I do seek out contradicting evidence, among my mantras (and a conspicuous posted note to myself) is "seek to disprove". I've changed my mind and/or views on a number of significant points and in some cases major views over the past few years. I do that based on evidence and argument, though. It's not a casual process, and doesn't happen easily.
But being able to admit I'm wrong is a large part of it. Also: not insisting on being wrong (valuing belief consistency with time over consistency with observed reality).

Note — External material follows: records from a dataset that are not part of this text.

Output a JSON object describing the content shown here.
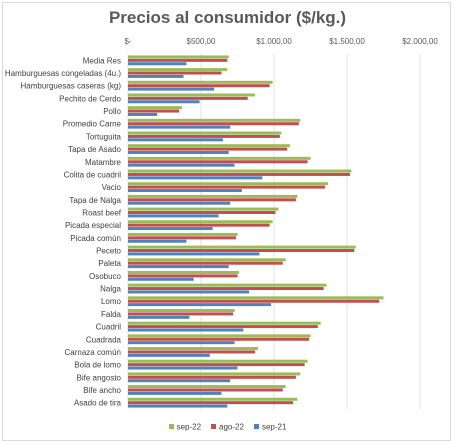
{
  "chart_data": {
    "type": "bar",
    "orientation": "horizontal",
    "title": "Precios al consumidor ($/kg.)",
    "xlabel": "",
    "ylabel": "",
    "xlim": [
      0,
      2000
    ],
    "x_tick_values": [
      0,
      500,
      1000,
      1500,
      2000
    ],
    "x_tick_labels": [
      "$-",
      "$500,00",
      "$1.000,00",
      "$1.500,00",
      "$2.000,00"
    ],
    "x_axis_position": "top",
    "grid": true,
    "legend_position": "bottom",
    "categories": [
      "Media Res",
      "Hamburguesas congeladas (4u.)",
      "Hamburguesas caseras (kg)",
      "Pechito de Cerdo",
      "Pollo",
      "Promedio Carne",
      "Tortuguita",
      "Tapa de Asado",
      "Matambre",
      "Colita de cuadril",
      "Vacio",
      "Tapa de Nalga",
      "Roast beef",
      "Picada especial",
      "Picada común",
      "Peceto",
      "Paleta",
      "Osobuco",
      "Nalga",
      "Lomo",
      "Falda",
      "Cuadril",
      "Cuadrada",
      "Carnaza común",
      "Bola de lomo",
      "Bife angosto",
      "Bife ancho",
      "Asado de tira"
    ],
    "series": [
      {
        "name": "sep-22",
        "color": "#9bbb59",
        "values": [
          690,
          680,
          990,
          870,
          370,
          1180,
          1050,
          1110,
          1250,
          1530,
          1370,
          1160,
          1030,
          990,
          750,
          1560,
          1080,
          760,
          1360,
          1750,
          730,
          1320,
          1250,
          890,
          1230,
          1180,
          1080,
          1160
        ]
      },
      {
        "name": "ago-22",
        "color": "#c0504d",
        "values": [
          680,
          640,
          970,
          820,
          350,
          1170,
          1040,
          1090,
          1230,
          1520,
          1350,
          1150,
          1010,
          970,
          740,
          1550,
          1060,
          750,
          1340,
          1720,
          720,
          1300,
          1240,
          870,
          1210,
          1150,
          1060,
          1130
        ]
      },
      {
        "name": "sep-21",
        "color": "#4f81bd",
        "values": [
          400,
          380,
          590,
          490,
          200,
          700,
          650,
          690,
          730,
          920,
          780,
          700,
          620,
          580,
          400,
          900,
          690,
          450,
          830,
          980,
          420,
          790,
          730,
          560,
          750,
          700,
          640,
          680
        ]
      }
    ]
  }
}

Questioning everything is, however, rather exhausting. Developing heuristics for when to start digging in to apparent bullshit claims helps a lot.
It's disingenuous to equate huge numbers of people disagreeing with you on the internet to the government suppressing you with law or force.
ESR is free to speak his beliefs in public, and in return people are free to criticize him, not recommend his books, refuse to invite him to conferences, etc.
Freedom of speech is about prior restraint, not immunity from consequences.
Is it now? When you can get fired from your job over your private beliefs, when even a Nobel prize winner can have his (and her - completely innocent - wife's) career ended on the spot, when you can lose your home over disagreeing with "status quo", I say something is wrong.
Maybe this is how democratic - as opposed to totalitarian - oppression looks like. When you have to avoid discussions out of fear you'll get fired and blacklisted in the industry, this suddenly doesn't look so different than what refusal to government "truth" looked like several decades ago.
> None of these seem even remotely relevant to engineering.
Believing things that have no scientific merit in favour of things that have plenty of scientific evidence would be a huge concern in an engineer.
Given is (mostly memory-holed) mysogyny, racism, and homophobia that leads him to discard the views of people in a most un-meritocratic fashion and I think you have another concern.
We are so worried about Evil Government dictating what we can and cannot think that we haven't noticed the current organic trend to prosecute every other person for thoughtcrimes. It's not the jackboot that keeps us on the ground, it's social media, and the public outrage you get when you disagree with whatever's the most popular opinion on a topic this week.